Dans sa plainte, la commission médicale a réfuté les arguments de Thomas pour garder secrets les noms et dates de naissance des patients. Il a déclaré qu’un règlement cité par le comité d’examen dans son approbation des protocoles d’étude de Thomas ne “limitait pas la capacité des agences de surveillance de la santé comme l’OMB à obtenir des informations d’identification des patients à des fins d’enquêtes légales et de réglementation de la pratique de la médecine”. Il a également déclaré que les règlements en vertu de la loi fédérale sur la transférabilité et la responsabilité en matière d’assurance maladie – HIPAA – « autorisent expressément le demandeur à recevoir les informations d’identification du patient » demandées par l’assignation. Il a déclaré que les règles de la HIPAA permettent à un médecin de fournir des informations de santé sur des individus à un organisme de réglementation tel que l’OMB “pour les activités de surveillance autorisées par la loi, y compris les enquêtes civiles ou administratives et les procédures d’autorisation d’exercer et disciplinaires”.

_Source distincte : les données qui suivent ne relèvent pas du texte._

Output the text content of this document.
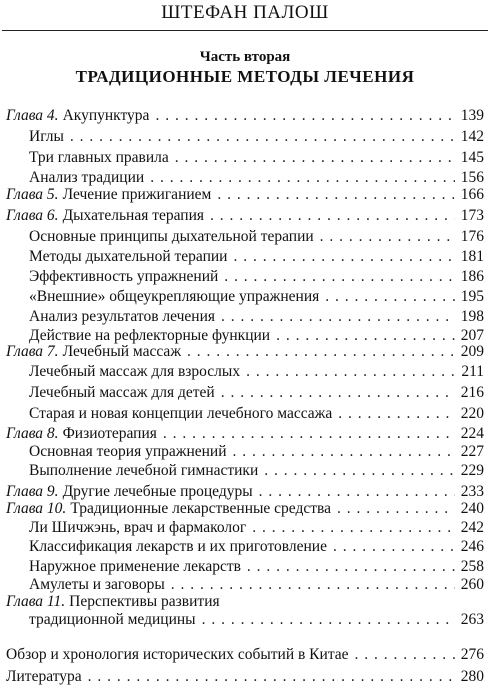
ШТЕФАН ПАЛОШ
Часть вторая
ТРАДИЦИОННЫЕ МЕТОДЫ ЛЕЧЕНИЯ
Глава 4. Акупунктура . . .	139
Иглы . . .	142
Три главных правила . . .	145
Анализ традиции . . .	156
Глава 5. Лечение прижиганием . . .	166
Глава 6. Дыхательная терапия . . .	173
Основные принципы дыхательной терапии . . .	176
Методы дыхательной терапии . . .	181
Эффективность упражнений . . .	186
«Внешние» общеукрепляющие упражнения . . .	195
Анализ результатов лечения . . .	198
Действие на рефлекторные функции . . .	207
Глава 7. Лечебный массаж . . .	209
Лечебный массаж для взрослых . . .	211
Лечебный массаж для детей . . .	216
Старая и новая концепции лечебного массажа . . .	220
Глава 8. Физиотерапия . . .	224
Основная теория упражнений . . .	227
Выполнение лечебной гимнастики . . .	229
Глава 9. Другие лечебные процедуры . . .	233
Глава 10. Традиционные лекарственные средства . . .	240
Ли Шичжэнь, врач и фармаколог . . .	242
Классификация лекарств и их приготовление . . .	246
Наружное применение лекарств . . .	258
Амулеты и заговоры . . .	260
Глава 11. Перспективы развития
традиционной медицины . . .	263
Обзор и хронология исторических событий в Китае . . .	276
Литература . . .	280
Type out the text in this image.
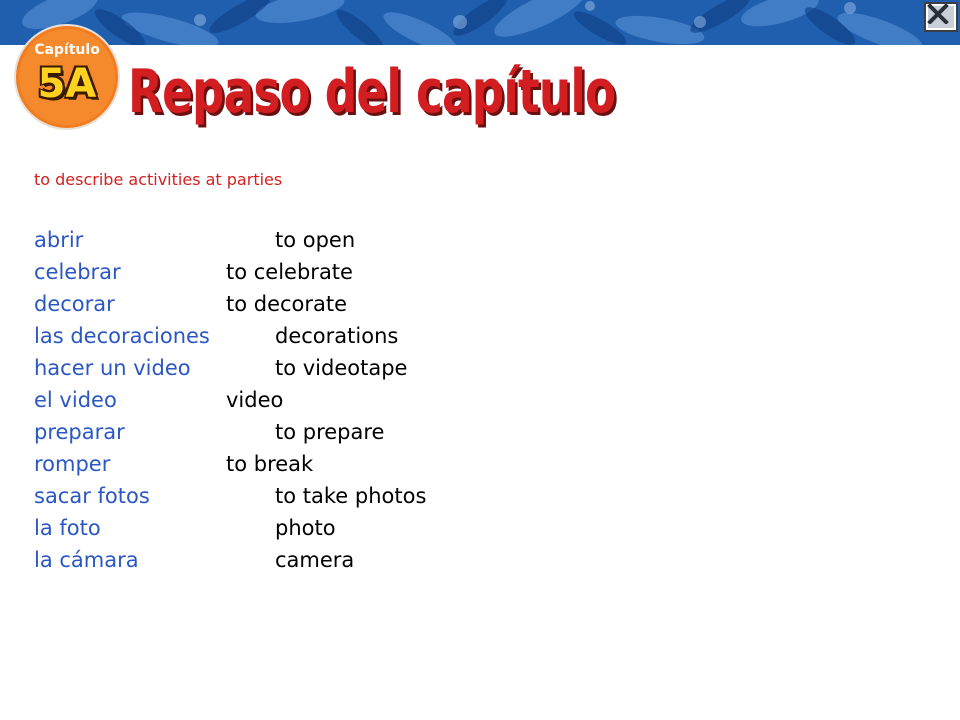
Capítulo
5A Repaso del capítulo

to describe activities at parties

abrir	to open
celebrar	to celebrate
decorar	to decorate
las decoraciones	decorations
hacer un video	to videotape
el video	video
preparar	to prepare
romper	to break
sacar fotos	to take photos
la foto	photo
la cámara	camera
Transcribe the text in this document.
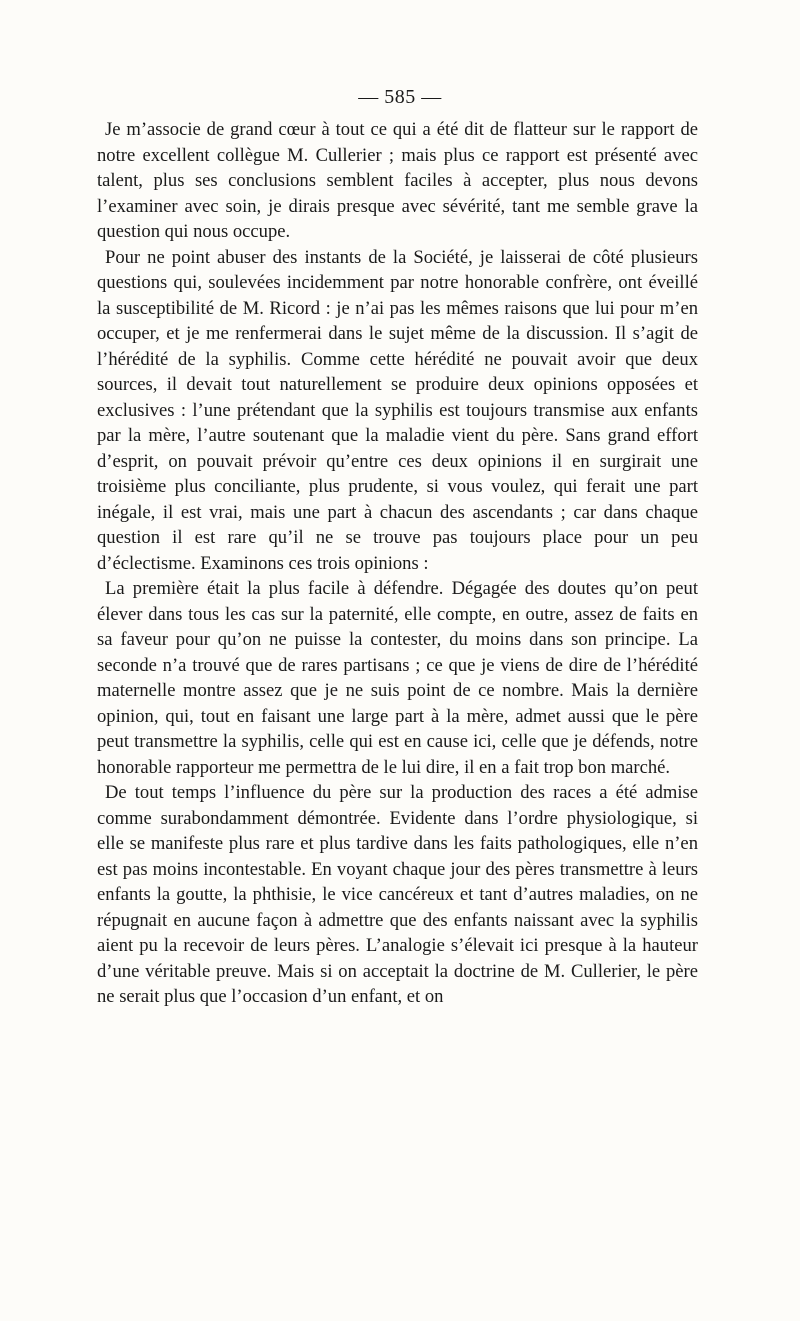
— 585 —

Je m’associe de grand cœur à tout ce qui a été dit de flatteur sur le rapport de notre excellent collègue M. Cullerier ; mais plus ce rapport est présenté avec talent, plus ses conclusions semblent faciles à accepter, plus nous devons l’examiner avec soin, je dirais presque avec sévérité, tant me semble grave la question qui nous occupe.

Pour ne point abuser des instants de la Société, je laisserai de côté plusieurs questions qui, soulevées incidemment par notre honorable confrère, ont éveillé la susceptibilité de M. Ricord : je n’ai pas les mêmes raisons que lui pour m’en occuper, et je me renfermerai dans le sujet même de la discussion. Il s’agit de l’hérédité de la syphilis. Comme cette hérédité ne pouvait avoir que deux sources, il devait tout naturellement se produire deux opinions opposées et exclusives : l’une prétendant que la syphilis est toujours transmise aux enfants par la mère, l’autre soutenant que la maladie vient du père. Sans grand effort d’esprit, on pouvait prévoir qu’entre ces deux opinions il en surgirait une troisième plus conciliante, plus prudente, si vous voulez, qui ferait une part inégale, il est vrai, mais une part à chacun des ascendants ; car dans chaque question il est rare qu’il ne se trouve pas toujours place pour un peu d’éclectisme. Examinons ces trois opinions :

La première était la plus facile à défendre. Dégagée des doutes qu’on peut élever dans tous les cas sur la paternité, elle compte, en outre, assez de faits en sa faveur pour qu’on ne puisse la contester, du moins dans son principe. La seconde n’a trouvé que de rares partisans ; ce que je viens de dire de l’hérédité maternelle montre assez que je ne suis point de ce nombre. Mais la dernière opinion, qui, tout en faisant une large part à la mère, admet aussi que le père peut transmettre la syphilis, celle qui est en cause ici, celle que je défends, notre honorable rapporteur me permettra de le lui dire, il en a fait trop bon marché.

De tout temps l’influence du père sur la production des races a été admise comme surabondamment démontrée. Evidente dans l’ordre physiologique, si elle se manifeste plus rare et plus tardive dans les faits pathologiques, elle n’en est pas moins incontestable. En voyant chaque jour des pères transmettre à leurs enfants la goutte, la phthisie, le vice cancéreux et tant d’autres maladies, on ne répugnait en aucune façon à admettre que des enfants naissant avec la syphilis aient pu la recevoir de leurs pères. L’analogie s’élevait ici presque à la hauteur d’une véritable preuve. Mais si on acceptait la doctrine de M. Cullerier, le père ne serait plus que l’occasion d’un enfant, et on
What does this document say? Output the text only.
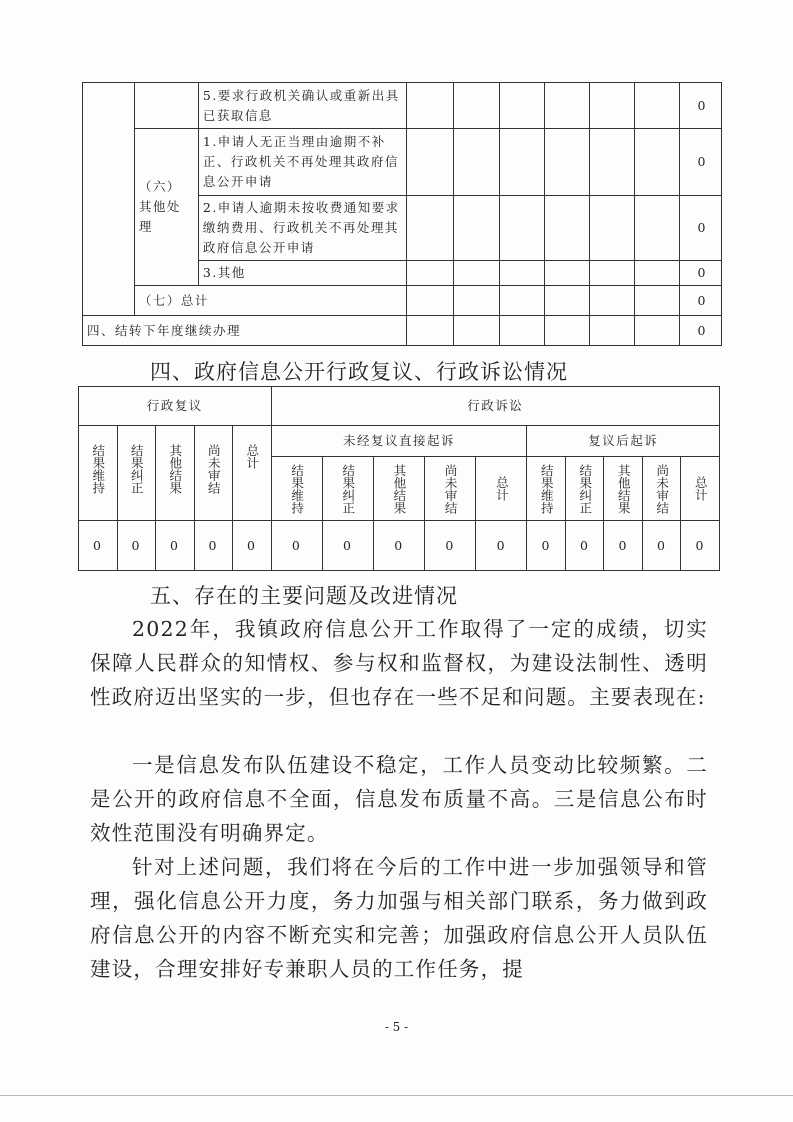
		5.要求行政机关确认或重新出具已获取信息							0
	（六）其他处理	1.申请人无正当理由逾期不补正、行政机关不再处理其政府信息公开申请							0
		2.申请人逾期未按收费通知要求缴纳费用、行政机关不再处理其政府信息公开申请							0
		3.其他							0
	（七）总计								0
四、结转下年度继续办理									0
四、政府信息公开行政复议、行政诉讼情况
行政复议					行政诉讼									

结果维持	结果纠正	其他结果	尚未审结	总计	未经复议直接起诉					复议后起诉				

					结果维持	结果纠正	其他结果	尚未审结	总计	结果维持	结果纠正	其他结果	尚未审结	总计

0	0	0	0	0	0	0	0	0	0	0	0	0	0	0
五、存在的主要问题及改进情况

2022年，我镇政府信息公开工作取得了一定的成绩，切实保障人民群众的知情权、参与权和监督权，为建设法制性、透明性政府迈出坚实的一步，但也存在一些不足和问题。主要表现在:

一是信息发布队伍建设不稳定，工作人员变动比较频繁。二是公开的政府信息不全面，信息发布质量不高。三是信息公布时效性范围没有明确界定。

针对上述问题，我们将在今后的工作中进一步加强领导和管理，强化信息公开力度，务力加强与相关部门联系，务力做到政府信息公开的内容不断充实和完善；加强政府信息公开人员队伍建设，合理安排好专兼职人员的工作任务，提

- 5 -
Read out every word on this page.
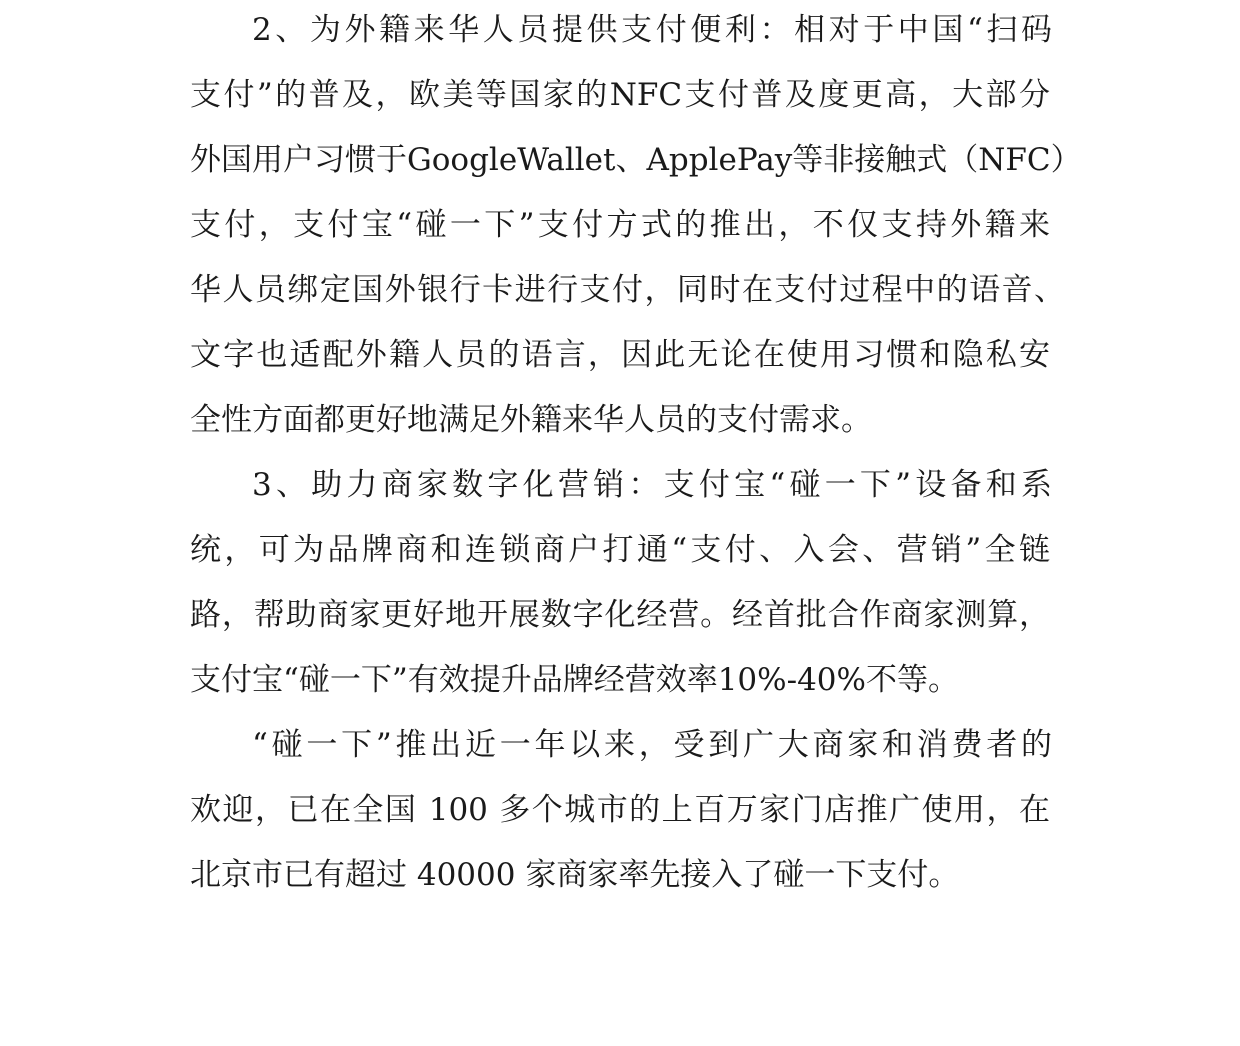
2、为外籍来华人员提供支付便利：相对于中国“扫码
支付”的普及，欧美等国家的NFC支付普及度更高，大部分
外国用户习惯于GoogleWallet、ApplePay等非接触式（NFC）
支付，支付宝“碰一下”支付方式的推出，不仅支持外籍来
华人员绑定国外银行卡进行支付，同时在支付过程中的语音、
文字也适配外籍人员的语言，因此无论在使用习惯和隐私安
全性方面都更好地满足外籍来华人员的支付需求。
3、助力商家数字化营销：支付宝“碰一下”设备和系
统，可为品牌商和连锁商户打通“支付、入会、营销”全链
路，帮助商家更好地开展数字化经营。经首批合作商家测算，
支付宝“碰一下”有效提升品牌经营效率10%-40%不等。
“碰一下”推出近一年以来，受到广大商家和消费者的
欢迎，已在全国 100 多个城市的上百万家门店推广使用，在
北京市已有超过 40000 家商家率先接入了碰一下支付。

Le procès a déclaré que l’OMB souhaite que les informations sur les patients soient utilisées en interne dans le cadre de l’enquête et qu’elle ne divulguera pas publiquement l’identité des patients. L’ordonnance du juge Sims en faveur de l’État stipulait que la commission médicale ne pouvait contacter aucun des patients ni leurs parents ou tuteurs dans le cadre de son enquête sans l’approbation du tribunal.

On ne sait pas si Thomas fournira les noms et dates de naissance des patients comme demandé. Les ordonnances du tribunal sont juridiquement contraignantes et le non-respect peut entraîner un outrage au tribunal, passible d’une peine d’emprisonnement ou d’une amende.

Une autre audience est prévue dans l’affaire le 11 octobre.